Die mit Spannung erwartete Entscheidung des Verfassungsgerichtshofs (VfGH) über das Rauchen in der Gastronomie kommt doch nicht so bald wie erwartet, Wie der Sprecher des Gerichtshofs, Raphael Draschtak, mitteilt, wird der Fall in der Juni-Session des Höchstgerichts weiter beraten.

Am 1. Mai 2018 hätte ein noch unter Rot-Schwarz beschlossenes absolutes Rauchverbot in Lokalen in Kraft treten sollen. Die türkis-blaue Koalition hatte es aber noch zuvor zurückgenommen. Nachdem der Gerichtshof bereits im Dezember 2018 eine öffentliche Verhandlung durchgeführt hatte, stand die solcherart erfolgte Verlängerung der Raucherlaubnis in der März-Session des VfGH auf der Tagesordnung – ohne jedoch abgeschlossen zu werden.

Zwei Gastronomiebetriebe, eine 16-Jährige und ihr Vater sowie die Wiener Landesregierung haben die Rücknahme des Verbots beim Höchstgericht angefochten. ÖVP und FPÖ hatten das Inkrafttreten des absoluten Rauchverbots verhindert, sodass in kleineren Lokalen, die sich für eine Raucherlaubnis entscheiden, sowie in solchen mit einer räumlichen Trennung zwischen Rauchern und Nichtrauchern weiterhin geraucht werden darf.

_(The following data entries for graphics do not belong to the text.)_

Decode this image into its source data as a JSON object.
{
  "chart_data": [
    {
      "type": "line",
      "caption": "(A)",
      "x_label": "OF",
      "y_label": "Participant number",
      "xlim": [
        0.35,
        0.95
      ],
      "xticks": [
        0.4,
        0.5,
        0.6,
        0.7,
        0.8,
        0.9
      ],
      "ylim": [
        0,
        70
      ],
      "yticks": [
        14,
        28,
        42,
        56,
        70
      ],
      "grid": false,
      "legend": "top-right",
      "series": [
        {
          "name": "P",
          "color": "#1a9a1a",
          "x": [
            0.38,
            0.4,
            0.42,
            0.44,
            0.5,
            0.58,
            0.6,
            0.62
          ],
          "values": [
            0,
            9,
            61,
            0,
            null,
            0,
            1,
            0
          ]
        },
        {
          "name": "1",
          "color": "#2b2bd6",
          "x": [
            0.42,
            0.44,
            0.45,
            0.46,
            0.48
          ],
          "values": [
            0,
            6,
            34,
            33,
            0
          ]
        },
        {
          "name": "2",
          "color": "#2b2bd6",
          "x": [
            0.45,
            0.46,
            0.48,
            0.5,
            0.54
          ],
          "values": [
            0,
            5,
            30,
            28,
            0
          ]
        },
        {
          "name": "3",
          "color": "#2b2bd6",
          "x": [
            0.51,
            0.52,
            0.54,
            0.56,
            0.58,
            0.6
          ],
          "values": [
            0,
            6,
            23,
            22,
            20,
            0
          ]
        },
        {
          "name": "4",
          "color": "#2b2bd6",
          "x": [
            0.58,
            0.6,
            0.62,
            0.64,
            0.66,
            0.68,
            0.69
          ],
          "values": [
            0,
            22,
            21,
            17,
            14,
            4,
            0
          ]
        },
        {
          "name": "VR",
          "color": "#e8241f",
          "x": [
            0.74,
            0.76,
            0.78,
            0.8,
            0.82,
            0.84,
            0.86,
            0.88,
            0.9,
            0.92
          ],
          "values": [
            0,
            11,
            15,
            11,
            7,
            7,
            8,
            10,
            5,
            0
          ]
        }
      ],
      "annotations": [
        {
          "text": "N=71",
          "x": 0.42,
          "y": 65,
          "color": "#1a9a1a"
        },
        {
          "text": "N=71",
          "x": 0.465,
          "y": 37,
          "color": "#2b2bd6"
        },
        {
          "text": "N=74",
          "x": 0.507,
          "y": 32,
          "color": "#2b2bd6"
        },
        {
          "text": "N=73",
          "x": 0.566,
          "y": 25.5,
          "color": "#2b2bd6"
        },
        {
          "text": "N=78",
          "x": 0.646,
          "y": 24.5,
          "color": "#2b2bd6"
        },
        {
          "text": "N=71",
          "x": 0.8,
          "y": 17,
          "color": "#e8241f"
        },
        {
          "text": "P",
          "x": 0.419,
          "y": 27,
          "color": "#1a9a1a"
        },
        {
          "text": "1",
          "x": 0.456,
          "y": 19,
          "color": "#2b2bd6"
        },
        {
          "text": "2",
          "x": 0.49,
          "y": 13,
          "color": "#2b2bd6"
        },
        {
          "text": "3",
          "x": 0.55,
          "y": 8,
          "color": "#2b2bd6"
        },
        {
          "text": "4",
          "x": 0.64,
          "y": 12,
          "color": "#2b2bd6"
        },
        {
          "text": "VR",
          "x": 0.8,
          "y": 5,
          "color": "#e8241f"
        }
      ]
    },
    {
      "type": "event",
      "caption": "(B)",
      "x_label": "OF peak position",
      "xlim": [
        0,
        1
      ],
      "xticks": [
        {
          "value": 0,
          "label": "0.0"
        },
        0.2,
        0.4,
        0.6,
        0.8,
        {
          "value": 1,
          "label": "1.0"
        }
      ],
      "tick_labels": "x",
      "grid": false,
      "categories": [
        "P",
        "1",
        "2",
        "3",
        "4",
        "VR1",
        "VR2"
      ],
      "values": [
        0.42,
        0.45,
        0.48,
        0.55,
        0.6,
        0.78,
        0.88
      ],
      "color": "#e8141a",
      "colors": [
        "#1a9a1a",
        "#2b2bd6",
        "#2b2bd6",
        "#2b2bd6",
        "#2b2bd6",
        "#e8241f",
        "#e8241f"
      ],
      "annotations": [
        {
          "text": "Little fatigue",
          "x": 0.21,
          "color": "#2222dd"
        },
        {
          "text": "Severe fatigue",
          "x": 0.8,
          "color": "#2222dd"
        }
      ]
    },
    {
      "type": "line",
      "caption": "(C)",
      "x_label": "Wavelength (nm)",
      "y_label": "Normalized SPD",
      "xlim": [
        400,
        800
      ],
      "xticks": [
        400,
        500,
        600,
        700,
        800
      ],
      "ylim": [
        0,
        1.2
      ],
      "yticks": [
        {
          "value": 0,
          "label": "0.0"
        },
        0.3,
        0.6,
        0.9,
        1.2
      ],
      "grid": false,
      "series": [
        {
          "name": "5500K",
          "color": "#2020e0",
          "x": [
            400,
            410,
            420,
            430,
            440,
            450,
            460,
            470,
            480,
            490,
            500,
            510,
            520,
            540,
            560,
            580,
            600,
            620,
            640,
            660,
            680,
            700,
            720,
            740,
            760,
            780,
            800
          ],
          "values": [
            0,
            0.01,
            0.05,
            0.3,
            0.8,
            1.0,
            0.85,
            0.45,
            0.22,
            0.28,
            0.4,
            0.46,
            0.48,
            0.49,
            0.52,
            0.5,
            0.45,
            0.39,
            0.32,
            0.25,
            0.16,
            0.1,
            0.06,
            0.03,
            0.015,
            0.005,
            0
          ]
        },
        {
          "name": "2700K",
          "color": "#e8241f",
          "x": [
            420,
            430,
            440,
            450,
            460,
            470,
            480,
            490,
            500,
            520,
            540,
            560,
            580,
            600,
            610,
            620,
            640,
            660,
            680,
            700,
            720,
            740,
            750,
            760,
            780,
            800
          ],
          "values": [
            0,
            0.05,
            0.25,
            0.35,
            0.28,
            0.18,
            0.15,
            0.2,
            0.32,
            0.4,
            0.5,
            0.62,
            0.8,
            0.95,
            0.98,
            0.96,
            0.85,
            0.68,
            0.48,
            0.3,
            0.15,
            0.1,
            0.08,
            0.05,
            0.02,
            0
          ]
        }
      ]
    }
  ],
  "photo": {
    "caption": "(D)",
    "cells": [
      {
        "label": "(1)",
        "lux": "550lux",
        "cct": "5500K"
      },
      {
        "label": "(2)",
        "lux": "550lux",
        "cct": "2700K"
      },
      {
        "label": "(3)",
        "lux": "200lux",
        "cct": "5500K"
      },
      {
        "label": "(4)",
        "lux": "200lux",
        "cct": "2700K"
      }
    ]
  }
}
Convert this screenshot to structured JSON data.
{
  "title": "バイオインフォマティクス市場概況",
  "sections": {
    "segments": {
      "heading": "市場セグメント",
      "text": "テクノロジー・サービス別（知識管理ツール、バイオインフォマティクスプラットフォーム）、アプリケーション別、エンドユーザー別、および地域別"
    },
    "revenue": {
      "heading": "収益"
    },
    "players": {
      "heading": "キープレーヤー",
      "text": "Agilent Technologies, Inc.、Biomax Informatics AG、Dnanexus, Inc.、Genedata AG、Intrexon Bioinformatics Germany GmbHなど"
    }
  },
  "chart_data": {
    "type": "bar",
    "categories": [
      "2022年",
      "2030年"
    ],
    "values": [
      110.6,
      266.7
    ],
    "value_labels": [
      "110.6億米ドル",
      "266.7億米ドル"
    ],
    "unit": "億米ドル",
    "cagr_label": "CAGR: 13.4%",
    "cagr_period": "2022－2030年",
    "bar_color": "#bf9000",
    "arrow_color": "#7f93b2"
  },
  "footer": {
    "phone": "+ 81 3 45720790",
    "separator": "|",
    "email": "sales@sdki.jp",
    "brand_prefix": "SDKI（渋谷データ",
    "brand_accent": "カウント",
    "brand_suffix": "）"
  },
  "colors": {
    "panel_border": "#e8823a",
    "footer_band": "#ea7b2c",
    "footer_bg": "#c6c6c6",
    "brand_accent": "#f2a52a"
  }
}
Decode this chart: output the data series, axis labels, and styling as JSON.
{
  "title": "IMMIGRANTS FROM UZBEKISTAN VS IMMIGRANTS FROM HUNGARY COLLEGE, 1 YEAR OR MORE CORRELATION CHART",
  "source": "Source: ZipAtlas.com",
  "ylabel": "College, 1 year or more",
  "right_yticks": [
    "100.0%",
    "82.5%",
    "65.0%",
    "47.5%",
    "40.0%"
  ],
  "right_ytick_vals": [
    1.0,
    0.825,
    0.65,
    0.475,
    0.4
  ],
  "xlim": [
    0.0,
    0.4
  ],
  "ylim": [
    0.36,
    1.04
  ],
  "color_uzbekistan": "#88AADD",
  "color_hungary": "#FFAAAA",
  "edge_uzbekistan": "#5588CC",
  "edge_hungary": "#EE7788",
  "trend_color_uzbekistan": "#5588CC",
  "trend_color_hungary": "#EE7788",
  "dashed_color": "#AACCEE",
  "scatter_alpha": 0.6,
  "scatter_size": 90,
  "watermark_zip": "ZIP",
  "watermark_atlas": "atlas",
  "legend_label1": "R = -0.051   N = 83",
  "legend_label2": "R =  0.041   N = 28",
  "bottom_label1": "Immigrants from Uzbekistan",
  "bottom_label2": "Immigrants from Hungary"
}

Die Gegner dieser Regelung sehen dadurch unter anderem die Gesundheit von Personal und Gästen bedroht, ferner würden Lokale in unzulässiger Weise ungleich behandelt. Die Regierung hat die geltende Regelung hingegen unter Berufung auf das gesetzgeberische Ermessen verteidigt.

Im Oktober fand auf Initiative der Ärztekammer und der Krebshilfe ein Volksbegehren für das Rauchverbot statt. Mit 881.692 Unterschriften erreichte es Platz sieben in der Reihung der Volksbegehren.